The Surface of It
- The Surface of It
Simply put, this is it. You are the metronome at which I pull off my greatest stunts. The sandpaper skin that so effortlessly bleaches me time and again and. A phoenix is a breath that I swallow. I shall not shall not speak shall not shall silence myself for fear of. Heimlich, under the ribs. You rip apart the circus to find me in the lion’s mouth, my doughy head waiting with the burnt down candle. I say: I have cold limbs, there is a frost in me. Time and again and. Find me locked in the cupboard, picturing your figure in the darkness. Picture me the pendulum swinging, soggy with a magpie desire, pecking at you through the crack in the wall. I say: it’s like chasing it all away only to find it’s your own tail.
Simply put, this is the first time. I am maddening in the dark, somewhere between what I have known and the thick ink strokes of your bloated bellies, the equivalent of pickled foetuses. I don’t know the force of your sleeping elbow, or how the Dutch sunflowers rotund with confidence feel in my hand, but I am willing to search these things out. I am sunk on the pavement, counting birds, drawing numbers, pulling at my voice as if it is a tough weed. You are leaning, taking in the atmosphere like a shadow, pulling your hat down over, what you later call, newly born eyes, as I expand like the belly of a frog.

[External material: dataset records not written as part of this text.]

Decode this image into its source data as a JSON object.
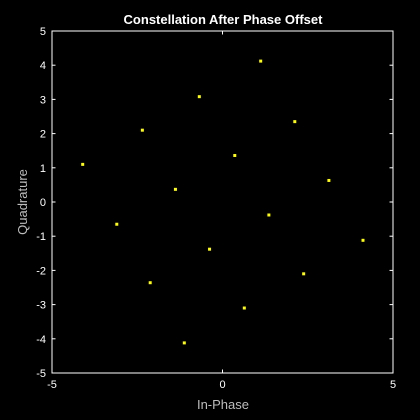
{
  "chart_data": {
    "type": "scatter",
    "title": "Constellation After Phase Offset",
    "xlabel": "In-Phase",
    "ylabel": "Quadrature",
    "xlim": [
      -5,
      5
    ],
    "ylim": [
      -5,
      5
    ],
    "xticks": [
      -5,
      0,
      5
    ],
    "yticks": [
      -5,
      -4,
      -3,
      -2,
      -1,
      0,
      1,
      2,
      3,
      4,
      5
    ],
    "grid": false,
    "legend": "none",
    "series": [
      {
        "points": [
          {
            "x": 1.12,
            "y": 4.12
          },
          {
            "x": -0.68,
            "y": 3.08
          },
          {
            "x": 2.12,
            "y": 2.35
          },
          {
            "x": -2.35,
            "y": 2.1
          },
          {
            "x": 0.36,
            "y": 1.36
          },
          {
            "x": -4.1,
            "y": 1.1
          },
          {
            "x": 3.12,
            "y": 0.63
          },
          {
            "x": -1.38,
            "y": 0.37
          },
          {
            "x": 1.36,
            "y": -0.38
          },
          {
            "x": -3.1,
            "y": -0.65
          },
          {
            "x": 4.12,
            "y": -1.12
          },
          {
            "x": -0.38,
            "y": -1.38
          },
          {
            "x": 2.38,
            "y": -2.1
          },
          {
            "x": -2.12,
            "y": -2.36
          },
          {
            "x": 0.64,
            "y": -3.1
          },
          {
            "x": -1.12,
            "y": -4.12
          }
        ]
      }
    ]
  },
  "colors": {
    "background": "#000000",
    "axes": "#000000",
    "axis_line": "#ffffff",
    "marker": "#ffff00",
    "label_text": "#bdbdbd"
  }
}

Simply put, that was the first of many. You are red wine, you are “everything has punctuation, here.” You are like the olden days. When I talk about you, there is a note of nostalgia. I could swear it’s raining. Like buckets. Cartoon rain clouds. I say: we are sacks of flour, knees bent, arms stretched. Six million tons of steel rotated fast enough and a stomach of magma. Simply put, this is it.